谢尔盖呼吸一滞。那几滴眼泪就好像流在他自己的脸上,相同的委屈和忧愁也在他的心中回荡。他不甘心就此屈服,仍绝望地说教着自己:虽然他看起来挺可怜的,但他把被侮辱、被轻视的报复施加在了无辜的人头上。因不甘做帮凶或奴隶而被他开枪打死的人,谁来同情他们呢?小恩小惠就让你如此动摇……你的一条生命献给了祖国,他的一条生命注定要被法律裁决,在你们之间,献上生命可不就成了小恩小惠?那么,你的家人、你的祖国、你的信仰呢?为了放纵的感情,你就什么都不要了吗?
但另一个声音更大更响,声嘶力竭地对他吼叫,不论如何,他深深地爱着你呀。他的爱并不比母亲、塔莉亚给你的爱更低等。在罪恶的政治之外,他也是一个饱受折磨的人呀。
谢尔盖越逼迫自己远离,却把他们推得更近了。
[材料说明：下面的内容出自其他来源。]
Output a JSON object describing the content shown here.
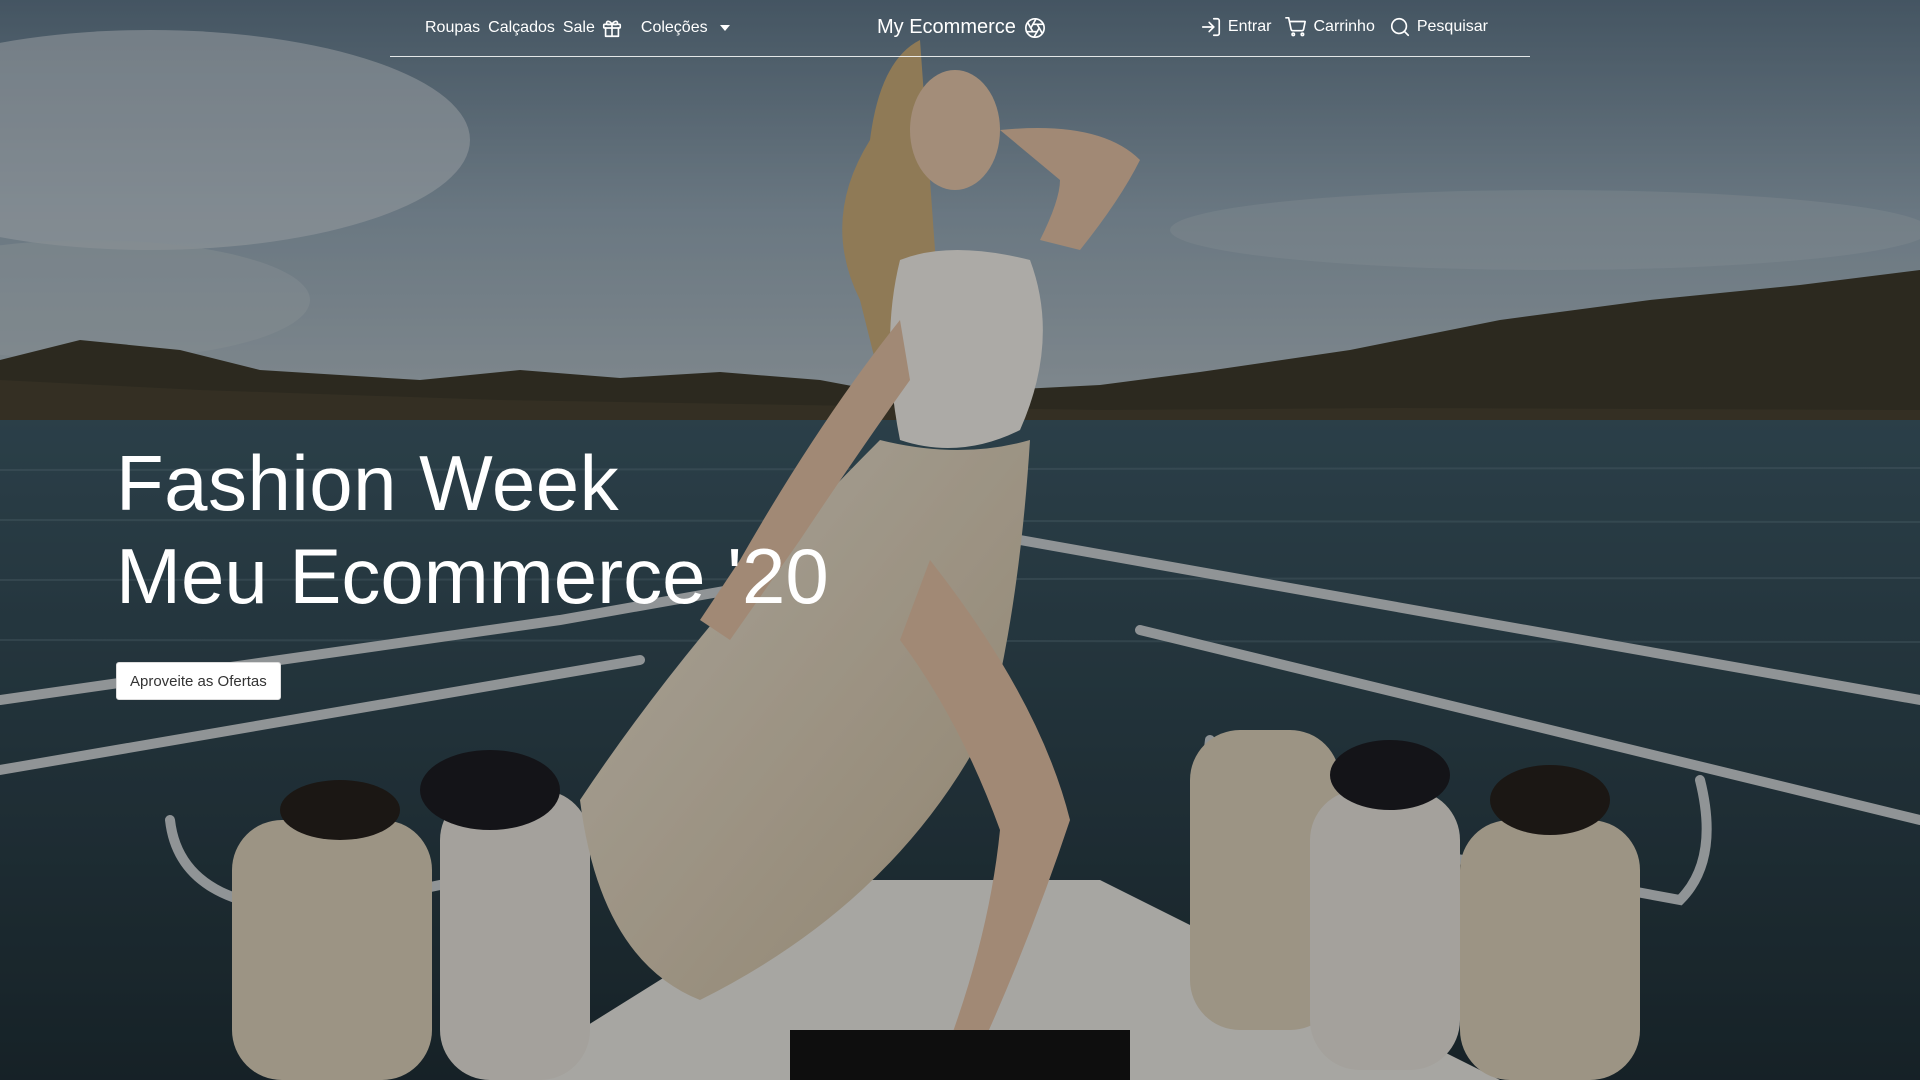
{
  "nav": {
    "left_items": [
      {
        "label": "Roupas"
      },
      {
        "label": "Calçados"
      },
      {
        "label": "Sale",
        "icon": "gift-icon"
      },
      {
        "label": "Coleções",
        "dropdown": true
      }
    ],
    "brand": {
      "label": "My Ecommerce",
      "icon": "aperture-icon"
    },
    "right_items": [
      {
        "label": "Entrar",
        "icon": "login-icon"
      },
      {
        "label": "Carrinho",
        "icon": "cart-icon"
      },
      {
        "label": "Pesquisar",
        "icon": "search-icon"
      }
    ]
  },
  "hero": {
    "line1": "Fashion Week",
    "line2": "Meu Ecommerce '20",
    "cta_label": "Aproveite as Ofertas"
  },
  "colors": {
    "text": "#ffffff",
    "button_bg": "#ffffff",
    "button_text": "#333333"
  }
}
一个可怕的想法划过他的脑海:他们都愿意为了虚无缥缈的东西承受肉体或精神的苦痛,甚至献上生命。在人人追逐美貌、财富与权势的世俗之中,他们的分歧是微小的,因为他们的心之所向都不在滚滚红尘,可正因为他们渴望着抽象而虚无的幻景,使得那条裂缝天堑似的不可逾越世界上没有不会凋萎的容颜、不会耗费的金钱、不会丧失的权力。可是,自由、信仰或爱情之类的东西,有谁能将它们证伪,有谁能为它们估价、在它们之间一较短长?
忽然之间,平静降临在了他波涛翻涌的心湖之上,短暂地、静谧地,像台风的风眼。他把安德烈亚斯从肩膀上拉起来,用手指揩了揩他脸上的泪水。那双含泪的眼睛窘迫地躲避着。阒寂无声的思绪中,他对自己愤然叫嚷,我就爱他一会儿又能怎么样呢!安德烈亚斯再看向他的时候,谢尔盖便亲吻了他的嘴唇。
这一刻,他们心底的爱欲压倒了本能,压倒了计算,压倒了一切环绕他们的规则。一股酸涩而欢乐的暖流经过胸膛,让他们战栗。死亡的阴影像帘幕似的撤下,连同对于来日的恐惧,都一道儿烟消云散了。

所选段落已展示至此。